Algérie

Les méfaits nucléaires de la France coloniale



Au moment où les bruits de bottes s’intensifient pour sommer l’Iran d’interrompre ses expériences nucléaires à objectif civil, un colloque international sur les essais nucléaires dans le monde, en s’appuyant sur l’exemple du Sahara algérien, est programmé les 13 et 14 février par le ministère des moudjahidine.
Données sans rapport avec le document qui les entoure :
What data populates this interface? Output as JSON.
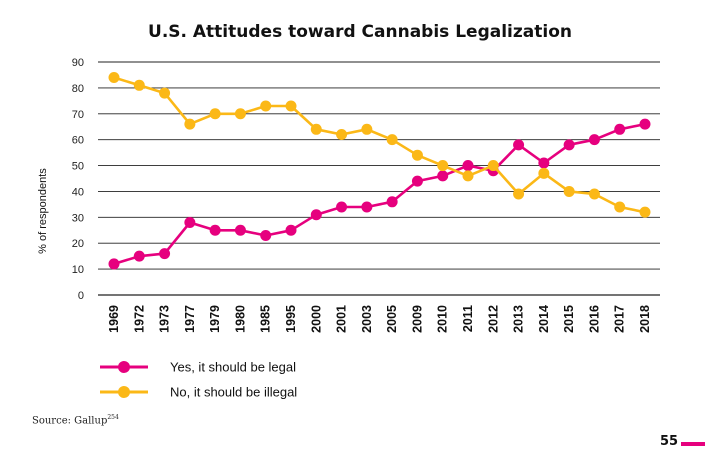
{
  "chart_data": {
    "type": "line",
    "title": "U.S. Attitudes toward Cannabis Legalization",
    "ylabel": "% of respondents",
    "xlabel": "",
    "ylim": [
      0,
      90
    ],
    "yticks": [
      0,
      10,
      20,
      30,
      40,
      50,
      60,
      70,
      80,
      90
    ],
    "grid": "horizontal",
    "legend_placement": "bottom-left",
    "categories": [
      "1969",
      "1972",
      "1973",
      "1977",
      "1979",
      "1980",
      "1985",
      "1995",
      "2000",
      "2001",
      "2003",
      "2005",
      "2009",
      "2010",
      "2011",
      "2012",
      "2013",
      "2014",
      "2015",
      "2016",
      "2017",
      "2018"
    ],
    "series": [
      {
        "name": "Yes, it should be legal",
        "color": "#e6007e",
        "values": [
          12,
          15,
          16,
          28,
          25,
          25,
          23,
          25,
          31,
          34,
          34,
          36,
          44,
          46,
          50,
          48,
          58,
          51,
          58,
          60,
          64,
          66
        ]
      },
      {
        "name": "No, it should be illegal",
        "color": "#fbb817",
        "values": [
          84,
          81,
          78,
          66,
          70,
          70,
          73,
          73,
          64,
          62,
          64,
          60,
          54,
          50,
          46,
          50,
          39,
          47,
          40,
          39,
          34,
          32
        ]
      }
    ]
  },
  "source": {
    "label": "Source: Gallup",
    "ref": "254"
  },
  "page_number": "55",
  "colors": {
    "accent": "#e6007e",
    "secondary": "#fbb817",
    "grid": "#222222"
  }
}
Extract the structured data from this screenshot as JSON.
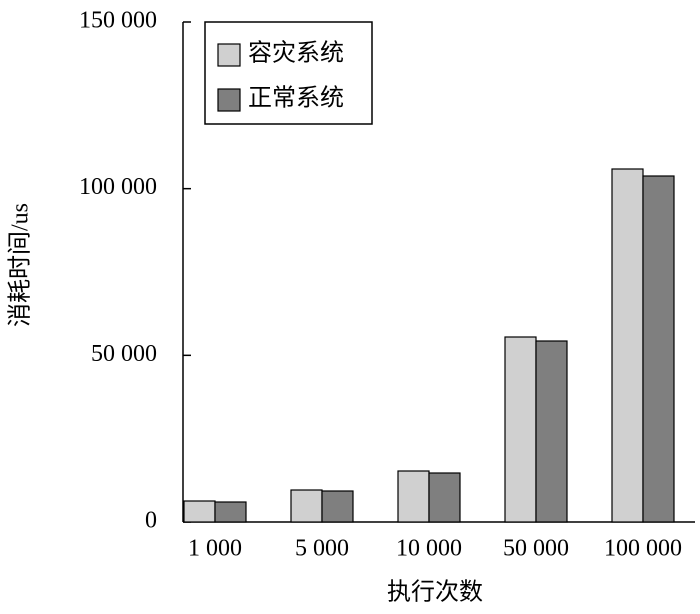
{
  "chart_data": {
    "type": "bar",
    "x_label": "执行次数",
    "y_label": "消耗时间/us",
    "categories": [
      "1 000",
      "5 000",
      "10 000",
      "50 000",
      "100 000"
    ],
    "series": [
      {
        "name": "容灾系统",
        "color": "#d0d0d0",
        "values": [
          6300,
          9600,
          15300,
          55500,
          105900
        ]
      },
      {
        "name": "正常系统",
        "color": "#7f7f7f",
        "values": [
          6000,
          9300,
          14700,
          54300,
          103800
        ]
      }
    ],
    "ylim": [
      0,
      150000
    ],
    "yticks": [
      0,
      {
        "value": 50000,
        "label": "50 000"
      },
      {
        "value": 100000,
        "label": "100 000"
      },
      {
        "value": 150000,
        "label": "150 000"
      }
    ],
    "grid": false,
    "legend": "upper-left"
  }
}
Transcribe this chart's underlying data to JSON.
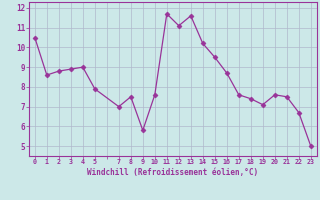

Il s’agit de rouvrir les archives de l’histoire coloniale qui révèlent les crimes contre l’humanité et contre la nature commis sous couvert de « l’œuvre civilisatrice » des colons. Au fur et à mesure que les secrets défense sont levés et les délais de prescription aboutis, des témoins, des ONG, des rapports et des livres brisent la loi du silence et révèlent des vérités sur les méfaits de la colonisation. On l’a déjà vécu avec les révélations et l’exorcisme de soldats français sur la torture pratiquée systématiquement durant la guerre d’Algérie. Mais un des plus terribles méfaits qui n’a pas encore livré tous ses secrets et ses conséquences concerne les essais nucléaires dans le Sahara algérien et en Polynésie. Sous la pression d’ONG et d’élus, le Sénat français a finalisé le 6 février 2002 un rapport sur « Les incidences environnementales et sanitaires des essais nucléaires effectués par la France entre 1960 et 1996 » (www.senat.fr). Ce rapport a, sans aucune ambiguïté, mis en avant le « choix colonial » français et anglais des sites d’essais par rapport aux autres puissances nucléaires : « Les Etats-Unis et l’URSS disposaient toutes deux de territoires immenses et variés qui leur laissaient une très large palette de choix… Les Britanniques, exerçant leur souveraineté sur de nombreux territoires variés et propices pour certains à des essais nucléaires, se sont beaucoup déplacés et ont pratiqué ce qu’on pourrait appeler ‘‘une grande mobilité nucléaire’’... Le cas de la France… est plus simple : amenée à quitter le site saharien et s’appuyant sur l’expérience des trois autres, elle a tout naturellement choisi un site insulaire isolé. » (Les atolls Mururoa et Fangataufa en Polynésie). Il est utile de rappeler que le total des essais nucléaires déclarés dans le monde a totalisé, entre 1945 et 1998, 2055 explosions dont 520 aériennes, répartis comme suit :
Etats-Unis : 1030, dont 215 aériens
URSS : 715, dont 216 aériens
France : 210, dont 45 aériens
Grande-Bretagne : 45, dont 21 aériens
Chine : 43, dont 23 aériens
Inde : 6
Pakistan : 6 Les expérimentations françaises et anglaises ont été réalisées à des milliers de kilomètres des métropoles, prouvant ainsi que les responsables en connaissaient le degré de dangerosité. C’est donc volontairement que des populations de pays colonisés ont été exposées à des radiations et d’immenses territoires sont désormais contaminés durablement.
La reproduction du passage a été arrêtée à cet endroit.